There are two phases of direct cytotoxicty associated with heat exposure.[4] The first phase is one of linear metabolic arrest that represents a period of reversible injury. The second phase is irreversible cytotoxicity and is easier to achieve with increasing temperatures; this more pronounced cytotoxicity is also related to the duration of exposure (Figure). There is a clear dose-response relationship between temperature and cell death, and the transition from the linear to the exponential phase of cytotoxicity occurs more easily at temperatures above 43°C. Although the requisite thermal dose for exponential cell death varies among tumor types, the experimental threshold required for protein denaturation and cell membrane disruption occurs at a dose of 140 kcal/mol.[5,6]

Supplementing this direct cytotoxicity is the observation that nuclear fragility is greatest during the S and M phases of cell life. The G1 and G2 phases are more resistant to cell death, a phenomenon that is thought to be due in part to the expression of adaptive heat-shock proteins.[7] The disruption of cellular transmembrane proteins involved in homeostatic ionic transport combines with architectural damage to ultimately yield cellular blebbing, which is characteristic of apoptosis. In addition, RNA synthesis and DNA synthesis are diminished at temperatures above 42°C. Although RNA synthesis recovers quickly after termination of heat exposure, DNA synthesis remains inhibited for a longer period due to the heat-induced unfolding of hydrophobic segments of protein, rendering them insoluble.[4]

Hyperthermia also has numerous effects on the vascular supply to the tumor. Acidosis leading to intravascular thrombosis, direct corpuscular injury, and the differential response of tumor endothelium are thought to be possible mechanisms of heat-related vascular injury.[8] Postulating that normal cells retain a superior ability to thermoregulate, Manfred von Ardenne proposed that whole-body hyperthermia (WBH) would create a peripheral hyperemia that, when combined with peripheral vasodilatory agents, could create an adjacent tissue vascular steal effect that would result in normal tissues outcompeting tumoral tissues for blood flow, resulting in intratumoral lactic acidosis and enhanced cytotoxicity.[9]

While the study of the tumor microenvironment demonstrates multifactorial vascular injury at temperatures above 43°C, maintaining such temperatures in vivo has proven much more difficult. Several other physiologic processes that are activated at sub-lethal temperatures have subsequently been uncovered; these help explain the clinical benefits of hyperthermia that are observed in the sublethal 41°-43°C range. One of these possible explanations is that the effects of heat can accumulate (ie, a cumulative thermal isoeffect dose effect) and induce cellular mechanisms of cell cycle arrest and apoptosis. Additionally, moderate hyperthermia actually increases tumor blood flow, thereby rendering the cells more susceptible to chemotherapy or radiation therapy.[10]

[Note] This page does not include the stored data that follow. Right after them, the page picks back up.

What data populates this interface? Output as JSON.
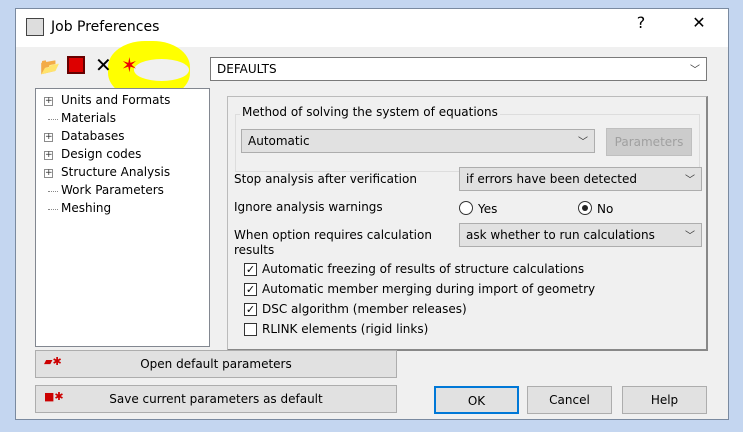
{
  "window": {
    "title": "Job Preferences",
    "help": "?",
    "close": "✕"
  },
  "toolbar": {
    "icons": [
      "open-folder-icon",
      "save-icon",
      "delete-icon",
      "new-icon"
    ]
  },
  "preset": {
    "value": "DEFAULTS"
  },
  "tree": {
    "items": [
      {
        "label": "Units and Formats",
        "expandable": true
      },
      {
        "label": "Materials",
        "expandable": false
      },
      {
        "label": "Databases",
        "expandable": true
      },
      {
        "label": "Design codes",
        "expandable": true
      },
      {
        "label": "Structure Analysis",
        "expandable": true,
        "selected": true
      },
      {
        "label": "Work Parameters",
        "expandable": false
      },
      {
        "label": "Meshing",
        "expandable": false
      }
    ]
  },
  "panel": {
    "method_group_label": "Method of solving the system of equations",
    "method_value": "Automatic",
    "parameters_label": "Parameters",
    "stop_label": "Stop analysis after verification",
    "stop_value": "if errors have been detected",
    "ignore_label": "Ignore analysis warnings",
    "yes_label": "Yes",
    "no_label": "No",
    "ignore_selected": "No",
    "when_label": "When option requires calculation results",
    "when_value": "ask whether to run calculations",
    "checkboxes": [
      {
        "label": "Automatic freezing of results of structure calculations",
        "checked": true
      },
      {
        "label": "Automatic member merging during import of geometry",
        "checked": true
      },
      {
        "label": "DSC algorithm (member releases)",
        "checked": true
      },
      {
        "label": "RLINK elements (rigid links)",
        "checked": false
      }
    ]
  },
  "buttons": {
    "open_default": "Open default parameters",
    "save_default": "Save current parameters as default",
    "ok": "OK",
    "cancel": "Cancel",
    "help": "Help"
  },
  "colors": {
    "highlight": "#ffff00",
    "accent": "#0078d7"
  }
}
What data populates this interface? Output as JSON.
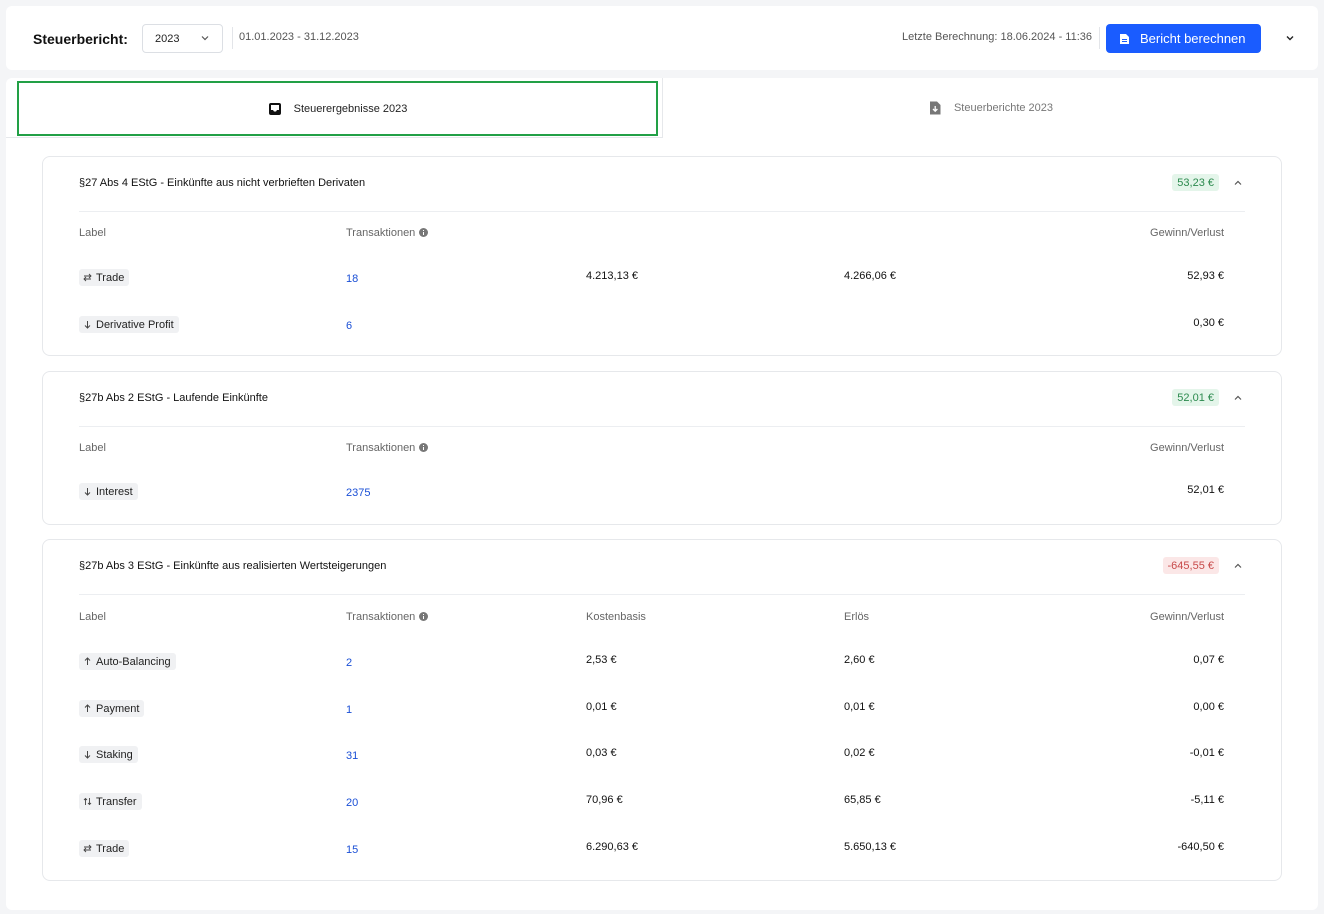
{
  "header": {
    "title": "Steuerbericht:",
    "year": "2023",
    "date_range": "01.01.2023 - 31.12.2023",
    "last_calc": "Letzte Berechnung: 18.06.2024 - 11:36",
    "calc_button": "Bericht berechnen"
  },
  "tabs": [
    {
      "label": "Steuerergebnisse 2023",
      "icon": "inbox-icon"
    },
    {
      "label": "Steuerberichte 2023",
      "icon": "file-download-icon"
    }
  ],
  "columns": {
    "label": "Label",
    "transactions": "Transaktionen",
    "cost_basis": "Kostenbasis",
    "proceeds": "Erlös",
    "gain_loss": "Gewinn/Verlust"
  },
  "sections": [
    {
      "title": "§27 Abs 4 EStG - Einkünfte aus nicht verbrieften Derivaten",
      "total": "53,23 €",
      "rows": [
        {
          "label": "Trade",
          "icon": "swap-icon",
          "txn": "18",
          "cost": "4.213,13 €",
          "proceeds": "4.266,06 €",
          "gain": "52,93 €"
        },
        {
          "label": "Derivative Profit",
          "icon": "arrow-down-icon",
          "txn": "6",
          "cost": "",
          "proceeds": "",
          "gain": "0,30 €"
        }
      ]
    },
    {
      "title": "§27b Abs 2 EStG - Laufende Einkünfte",
      "total": "52,01 €",
      "rows": [
        {
          "label": "Interest",
          "icon": "arrow-down-icon",
          "txn": "2375",
          "cost": "",
          "proceeds": "",
          "gain": "52,01 €"
        }
      ]
    },
    {
      "title": "§27b Abs 3 EStG - Einkünfte aus realisierten Wertsteigerungen",
      "total": "-645,55 €",
      "rows": [
        {
          "label": "Auto-Balancing",
          "icon": "arrow-up-icon",
          "txn": "2",
          "cost": "2,53 €",
          "proceeds": "2,60 €",
          "gain": "0,07 €"
        },
        {
          "label": "Payment",
          "icon": "arrow-up-icon",
          "txn": "1",
          "cost": "0,01 €",
          "proceeds": "0,01 €",
          "gain": "0,00 €"
        },
        {
          "label": "Staking",
          "icon": "arrow-down-icon",
          "txn": "31",
          "cost": "0,03 €",
          "proceeds": "0,02 €",
          "gain": "-0,01 €"
        },
        {
          "label": "Transfer",
          "icon": "transfer-icon",
          "txn": "20",
          "cost": "70,96 €",
          "proceeds": "65,85 €",
          "gain": "-5,11 €"
        },
        {
          "label": "Trade",
          "icon": "swap-icon",
          "txn": "15",
          "cost": "6.290,63 €",
          "proceeds": "5.650,13 €",
          "gain": "-640,50 €"
        }
      ]
    }
  ],
  "colors": {
    "primary": "#1a5cff",
    "active_tab_border": "#22a046",
    "positive": "#2c8a4e",
    "negative": "#c84a4a",
    "link": "#1a4fd6"
  }
}
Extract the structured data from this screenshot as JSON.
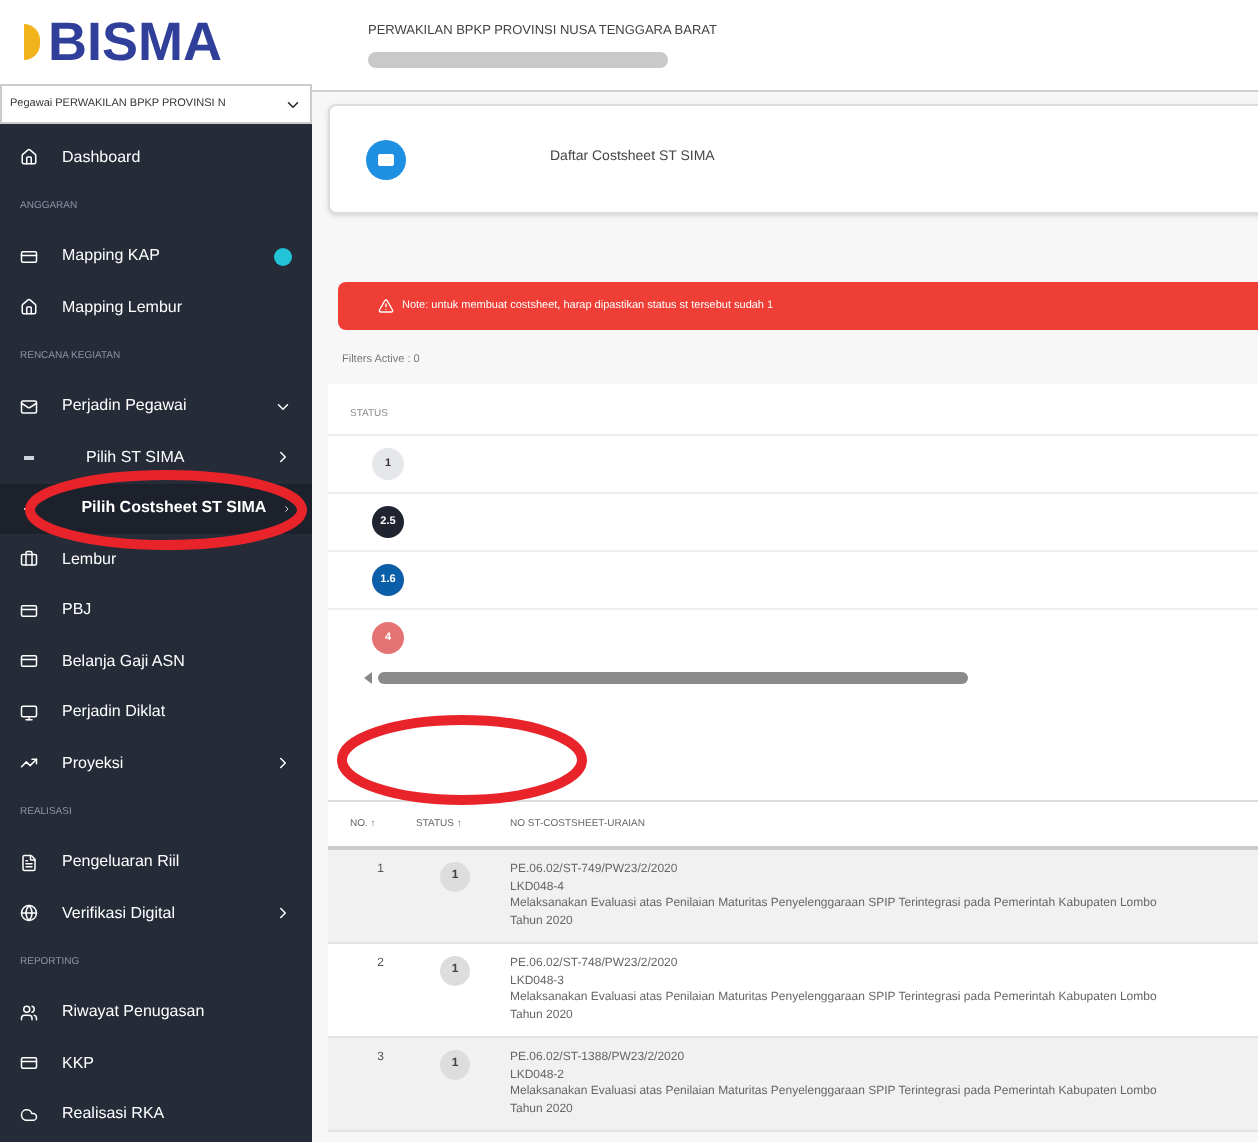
{
  "logo": {
    "text": "BISMA"
  },
  "role_select": {
    "value": "Pegawai PERWAKILAN BPKP PROVINSI N"
  },
  "sidebar": {
    "entries": [
      {
        "kind": "item",
        "label": "Dashboard",
        "selected": false
      },
      {
        "kind": "section",
        "label": "ANGGARAN"
      },
      {
        "kind": "item",
        "label": "Mapping KAP",
        "selected": false,
        "color": "#22c4d8"
      },
      {
        "kind": "item",
        "label": "Mapping Lembur",
        "selected": false
      },
      {
        "kind": "section",
        "label": "RENCANA KEGIATAN"
      },
      {
        "kind": "item",
        "label": "Perjadin Pegawai",
        "selected": false,
        "expanded": true,
        "children": [
          {
            "label": "Pilih ST SIMA",
            "selected": false
          },
          {
            "label": "Pilih Costsheet ST SIMA",
            "selected": true
          }
        ]
      },
      {
        "kind": "item",
        "label": "Lembur",
        "selected": false
      },
      {
        "kind": "item",
        "label": "PBJ",
        "selected": false
      },
      {
        "kind": "item",
        "label": "Belanja Gaji ASN",
        "selected": false
      },
      {
        "kind": "item",
        "label": "Perjadin Diklat",
        "selected": false
      },
      {
        "kind": "item",
        "label": "Proyeksi",
        "selected": false,
        "expanded": false
      },
      {
        "kind": "section",
        "label": "REALISASI"
      },
      {
        "kind": "item",
        "label": "Pengeluaran Riil",
        "selected": false
      },
      {
        "kind": "item",
        "label": "Verifikasi Digital",
        "selected": false,
        "expanded": false
      },
      {
        "kind": "section",
        "label": "REPORTING"
      },
      {
        "kind": "item",
        "label": "Riwayat Penugasan",
        "selected": false
      },
      {
        "kind": "item",
        "label": "KKP",
        "selected": false
      },
      {
        "kind": "item",
        "label": "Realisasi RKA",
        "selected": false
      }
    ]
  },
  "header": {
    "office": "PERWAKILAN BPKP PROVINSI NUSA TENGGARA BARAT"
  },
  "page_card": {
    "title": "Daftar Costsheet ST SIMA"
  },
  "alert": {
    "text": "Note: untuk membuat costsheet, harap dipastikan status st tersebut sudah 1"
  },
  "filters": {
    "text": "Filters Active : 0"
  },
  "status_legend": {
    "heading": "STATUS",
    "badges": [
      {
        "text": "1",
        "color": "#e5e7eb"
      },
      {
        "text": "2.5",
        "color": "#1f2430"
      },
      {
        "text": "1.6",
        "color": "#0b5ea8"
      },
      {
        "text": "4",
        "color": "#e57373"
      }
    ]
  },
  "table": {
    "columns": [
      "NO. ↑",
      "STATUS ↑",
      "NO ST-COSTSHEET-URAIAN"
    ],
    "rows": [
      {
        "no": "1",
        "status": "1",
        "st": "PE.06.02/ST-749/PW23/2/2020",
        "costsheet": "LKD048-4",
        "uraian": "Melaksanakan Evaluasi atas Penilaian Maturitas Penyelenggaraan SPIP Terintegrasi pada Pemerintah Kabupaten Lombo",
        "year": "Tahun 2020"
      },
      {
        "no": "2",
        "status": "1",
        "st": "PE.06.02/ST-748/PW23/2/2020",
        "costsheet": "LKD048-3",
        "uraian": "Melaksanakan Evaluasi atas Penilaian Maturitas Penyelenggaraan SPIP Terintegrasi pada Pemerintah Kabupaten Lombo",
        "year": "Tahun 2020"
      },
      {
        "no": "3",
        "status": "1",
        "st": "PE.06.02/ST-1388/PW23/2/2020",
        "costsheet": "LKD048-2",
        "uraian": "Melaksanakan Evaluasi atas Penilaian Maturitas Penyelenggaraan SPIP Terintegrasi pada Pemerintah Kabupaten Lombo",
        "year": "Tahun 2020"
      }
    ]
  }
}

One mechanism by which the cell attempts to protect itself is thought to be the heat-induced expression of heat shock proteins (HSPs). These are a heterogeneous group of proteins that range in size from 40 to 100 kDa and that are expressed quickly through activation of response elements triggered by heat and other cellular stressors. HSPs are molecular chaperones, whose key duties are to protect cellular proteins from harm, to assist in their proper folding, and to shuttle them to appropriate locations in the cell (such as to sites of degradation). They do this by indiscriminately binding to hydrophobic segments of protein exposed as a result of denaturation; this prevents irreversible interactions between denatured proteins from occurring. HSPs thus protect the cell from heat and contribute to thermotolerance. Although HSP synthesis is induced by moderate degrees of hyperthermia, the production of HSPs is inhibited at higher temperatures; the exact temperature at which inhibition occurs is dependent on the cell type.[11]